It's funny, in my experience, OSPF is the most widely used interior gateway protocol because it "just works" and it's an IETF standard which means it inter-ops between different vendors and platforms. However, if you really start to look at how OSPF works, you realize it's actually a highly complex protocol. So on the one hand you get a protocol that likely works across your whole environment, regardless of vendor/platform, but on the other you're implementing a lot of complexity in your control plane which may not be intuitive to troubleshoot.

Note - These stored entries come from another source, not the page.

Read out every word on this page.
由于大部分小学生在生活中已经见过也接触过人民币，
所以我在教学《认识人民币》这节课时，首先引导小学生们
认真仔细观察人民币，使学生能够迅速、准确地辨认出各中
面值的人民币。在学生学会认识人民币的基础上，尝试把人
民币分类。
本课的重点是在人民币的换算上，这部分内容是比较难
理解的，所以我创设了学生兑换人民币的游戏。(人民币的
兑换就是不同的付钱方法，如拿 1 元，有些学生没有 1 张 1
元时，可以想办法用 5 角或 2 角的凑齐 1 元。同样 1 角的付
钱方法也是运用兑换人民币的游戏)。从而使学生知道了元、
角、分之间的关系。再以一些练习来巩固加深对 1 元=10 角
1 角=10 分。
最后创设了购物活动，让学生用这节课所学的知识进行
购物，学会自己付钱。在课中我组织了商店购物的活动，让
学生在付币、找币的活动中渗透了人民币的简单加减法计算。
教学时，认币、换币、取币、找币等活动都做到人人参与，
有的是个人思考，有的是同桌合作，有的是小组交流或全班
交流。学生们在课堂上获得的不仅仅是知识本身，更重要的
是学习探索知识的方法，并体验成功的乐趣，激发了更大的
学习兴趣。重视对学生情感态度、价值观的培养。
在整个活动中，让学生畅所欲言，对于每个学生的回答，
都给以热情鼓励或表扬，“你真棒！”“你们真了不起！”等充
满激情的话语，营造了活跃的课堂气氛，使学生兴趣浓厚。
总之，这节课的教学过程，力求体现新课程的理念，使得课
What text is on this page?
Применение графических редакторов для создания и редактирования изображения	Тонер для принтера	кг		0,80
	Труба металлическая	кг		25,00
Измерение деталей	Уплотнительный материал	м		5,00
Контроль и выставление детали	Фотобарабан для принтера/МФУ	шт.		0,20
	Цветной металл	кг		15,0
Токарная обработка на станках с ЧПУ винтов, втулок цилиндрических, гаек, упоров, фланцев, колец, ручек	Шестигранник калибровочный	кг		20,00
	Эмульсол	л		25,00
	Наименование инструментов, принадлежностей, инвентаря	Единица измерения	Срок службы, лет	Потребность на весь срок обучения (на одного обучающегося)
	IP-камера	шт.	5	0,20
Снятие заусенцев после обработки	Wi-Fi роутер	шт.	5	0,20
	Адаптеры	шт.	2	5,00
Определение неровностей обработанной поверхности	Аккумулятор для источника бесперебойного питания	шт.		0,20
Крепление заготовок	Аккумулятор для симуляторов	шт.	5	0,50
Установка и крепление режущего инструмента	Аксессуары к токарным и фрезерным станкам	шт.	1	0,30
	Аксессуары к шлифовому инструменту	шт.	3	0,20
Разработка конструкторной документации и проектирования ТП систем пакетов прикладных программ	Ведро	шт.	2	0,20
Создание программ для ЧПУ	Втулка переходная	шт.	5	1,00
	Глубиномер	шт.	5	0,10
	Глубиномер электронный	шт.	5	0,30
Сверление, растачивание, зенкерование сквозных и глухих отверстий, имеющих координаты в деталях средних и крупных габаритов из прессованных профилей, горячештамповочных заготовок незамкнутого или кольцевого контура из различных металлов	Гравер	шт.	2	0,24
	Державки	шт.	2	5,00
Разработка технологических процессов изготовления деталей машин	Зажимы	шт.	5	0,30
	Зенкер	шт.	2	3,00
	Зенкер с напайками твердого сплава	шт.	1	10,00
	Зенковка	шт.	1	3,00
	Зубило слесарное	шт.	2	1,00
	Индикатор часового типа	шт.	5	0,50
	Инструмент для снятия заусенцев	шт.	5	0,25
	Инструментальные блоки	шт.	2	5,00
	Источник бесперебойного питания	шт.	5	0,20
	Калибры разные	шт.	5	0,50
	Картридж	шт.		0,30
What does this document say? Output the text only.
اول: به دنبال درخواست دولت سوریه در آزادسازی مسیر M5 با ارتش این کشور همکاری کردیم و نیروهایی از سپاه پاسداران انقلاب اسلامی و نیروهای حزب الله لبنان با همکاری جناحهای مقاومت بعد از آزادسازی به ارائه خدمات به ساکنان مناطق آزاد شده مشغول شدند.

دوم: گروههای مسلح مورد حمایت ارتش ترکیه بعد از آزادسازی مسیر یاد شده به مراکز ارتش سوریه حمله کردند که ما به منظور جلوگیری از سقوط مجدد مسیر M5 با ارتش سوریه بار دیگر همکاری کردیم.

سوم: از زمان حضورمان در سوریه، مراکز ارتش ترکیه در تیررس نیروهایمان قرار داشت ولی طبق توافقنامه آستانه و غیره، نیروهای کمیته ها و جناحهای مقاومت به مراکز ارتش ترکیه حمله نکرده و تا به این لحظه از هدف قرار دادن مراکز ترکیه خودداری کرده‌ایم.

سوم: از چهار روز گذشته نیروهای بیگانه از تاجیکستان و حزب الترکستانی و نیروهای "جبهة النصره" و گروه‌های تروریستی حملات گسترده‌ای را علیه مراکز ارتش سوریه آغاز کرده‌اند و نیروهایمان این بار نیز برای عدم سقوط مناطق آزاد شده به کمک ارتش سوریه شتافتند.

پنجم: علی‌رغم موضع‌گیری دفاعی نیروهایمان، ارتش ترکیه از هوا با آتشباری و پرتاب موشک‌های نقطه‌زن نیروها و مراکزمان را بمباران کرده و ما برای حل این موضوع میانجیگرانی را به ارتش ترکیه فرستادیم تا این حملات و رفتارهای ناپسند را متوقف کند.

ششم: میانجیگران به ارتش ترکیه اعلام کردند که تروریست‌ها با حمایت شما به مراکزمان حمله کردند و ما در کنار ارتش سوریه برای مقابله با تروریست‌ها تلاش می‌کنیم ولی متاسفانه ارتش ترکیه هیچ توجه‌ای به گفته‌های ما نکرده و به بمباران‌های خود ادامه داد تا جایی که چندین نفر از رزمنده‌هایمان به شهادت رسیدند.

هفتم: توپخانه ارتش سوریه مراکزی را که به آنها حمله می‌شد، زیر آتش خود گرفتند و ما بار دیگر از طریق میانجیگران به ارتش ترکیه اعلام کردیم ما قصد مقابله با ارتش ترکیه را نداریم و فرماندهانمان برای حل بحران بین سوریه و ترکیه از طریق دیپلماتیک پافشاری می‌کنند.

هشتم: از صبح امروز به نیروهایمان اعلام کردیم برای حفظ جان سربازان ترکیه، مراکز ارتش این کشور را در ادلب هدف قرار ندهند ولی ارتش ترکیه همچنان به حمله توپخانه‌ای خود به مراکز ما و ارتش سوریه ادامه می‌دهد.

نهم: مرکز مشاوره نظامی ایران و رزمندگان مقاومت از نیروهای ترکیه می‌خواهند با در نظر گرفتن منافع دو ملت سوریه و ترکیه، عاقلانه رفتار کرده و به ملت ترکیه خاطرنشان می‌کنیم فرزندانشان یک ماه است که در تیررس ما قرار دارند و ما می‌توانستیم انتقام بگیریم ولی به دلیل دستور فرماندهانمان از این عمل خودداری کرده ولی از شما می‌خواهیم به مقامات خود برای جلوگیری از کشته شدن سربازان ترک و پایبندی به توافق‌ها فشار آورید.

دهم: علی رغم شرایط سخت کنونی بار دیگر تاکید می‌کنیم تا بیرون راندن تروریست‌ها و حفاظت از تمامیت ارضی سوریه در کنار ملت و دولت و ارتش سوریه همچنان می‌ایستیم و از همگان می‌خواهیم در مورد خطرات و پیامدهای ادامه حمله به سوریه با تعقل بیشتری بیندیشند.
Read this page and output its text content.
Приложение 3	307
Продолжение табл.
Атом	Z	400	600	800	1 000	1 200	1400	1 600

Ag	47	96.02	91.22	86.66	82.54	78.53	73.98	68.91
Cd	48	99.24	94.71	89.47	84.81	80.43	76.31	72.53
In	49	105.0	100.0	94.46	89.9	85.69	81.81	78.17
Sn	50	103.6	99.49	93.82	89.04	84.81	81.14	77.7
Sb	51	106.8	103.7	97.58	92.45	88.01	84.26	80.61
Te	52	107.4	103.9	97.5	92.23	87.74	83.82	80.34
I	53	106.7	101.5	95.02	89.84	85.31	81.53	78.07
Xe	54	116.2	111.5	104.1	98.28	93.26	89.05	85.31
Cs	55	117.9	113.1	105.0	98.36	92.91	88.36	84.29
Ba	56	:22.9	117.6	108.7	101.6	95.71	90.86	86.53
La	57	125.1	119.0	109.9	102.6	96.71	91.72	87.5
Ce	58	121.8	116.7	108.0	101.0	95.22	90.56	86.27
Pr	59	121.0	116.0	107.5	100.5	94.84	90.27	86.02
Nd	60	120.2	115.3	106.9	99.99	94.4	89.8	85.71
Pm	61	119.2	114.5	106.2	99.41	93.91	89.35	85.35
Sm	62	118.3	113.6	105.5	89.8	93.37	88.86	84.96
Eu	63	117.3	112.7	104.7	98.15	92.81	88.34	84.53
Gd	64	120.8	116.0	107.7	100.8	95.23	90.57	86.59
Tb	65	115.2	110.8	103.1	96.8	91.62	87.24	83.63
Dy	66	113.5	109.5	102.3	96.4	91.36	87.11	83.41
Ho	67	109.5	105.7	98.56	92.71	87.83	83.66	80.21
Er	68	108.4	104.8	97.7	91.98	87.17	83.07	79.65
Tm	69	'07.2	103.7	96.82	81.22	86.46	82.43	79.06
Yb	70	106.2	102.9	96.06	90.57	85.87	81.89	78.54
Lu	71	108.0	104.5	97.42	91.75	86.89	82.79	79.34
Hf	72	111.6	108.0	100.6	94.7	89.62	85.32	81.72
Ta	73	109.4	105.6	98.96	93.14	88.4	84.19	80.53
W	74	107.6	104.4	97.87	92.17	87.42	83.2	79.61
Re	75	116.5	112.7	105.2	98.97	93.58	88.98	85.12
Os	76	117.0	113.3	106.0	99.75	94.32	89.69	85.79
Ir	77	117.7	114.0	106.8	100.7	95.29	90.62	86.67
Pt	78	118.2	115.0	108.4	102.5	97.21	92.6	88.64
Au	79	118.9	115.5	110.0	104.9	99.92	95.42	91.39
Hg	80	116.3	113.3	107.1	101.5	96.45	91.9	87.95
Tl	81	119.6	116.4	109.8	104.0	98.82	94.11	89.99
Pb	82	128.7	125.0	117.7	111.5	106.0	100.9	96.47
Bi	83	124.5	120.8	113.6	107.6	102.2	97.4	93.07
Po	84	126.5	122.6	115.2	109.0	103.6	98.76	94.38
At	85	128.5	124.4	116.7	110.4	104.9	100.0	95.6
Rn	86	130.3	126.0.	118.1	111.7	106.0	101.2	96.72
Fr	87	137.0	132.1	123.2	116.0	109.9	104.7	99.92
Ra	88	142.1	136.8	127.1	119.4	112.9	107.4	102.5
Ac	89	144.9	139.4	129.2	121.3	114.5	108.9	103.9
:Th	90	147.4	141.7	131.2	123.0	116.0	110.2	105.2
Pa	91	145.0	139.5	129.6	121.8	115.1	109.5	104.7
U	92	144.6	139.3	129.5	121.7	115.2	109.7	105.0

This post isn't a judgement about OSPF or link-state protocols in general. Instead it will detail five functional aspects of OSPF in order to reveal-at least in part-how this protocol works, and indirectly, some of the complexity lying under the hood.

1. OSPF Has Its Own Best Path Decision Process

Ever looked closely at OSPF routes in the show ip route output? You'll notice flags such as O or O IA beside the route.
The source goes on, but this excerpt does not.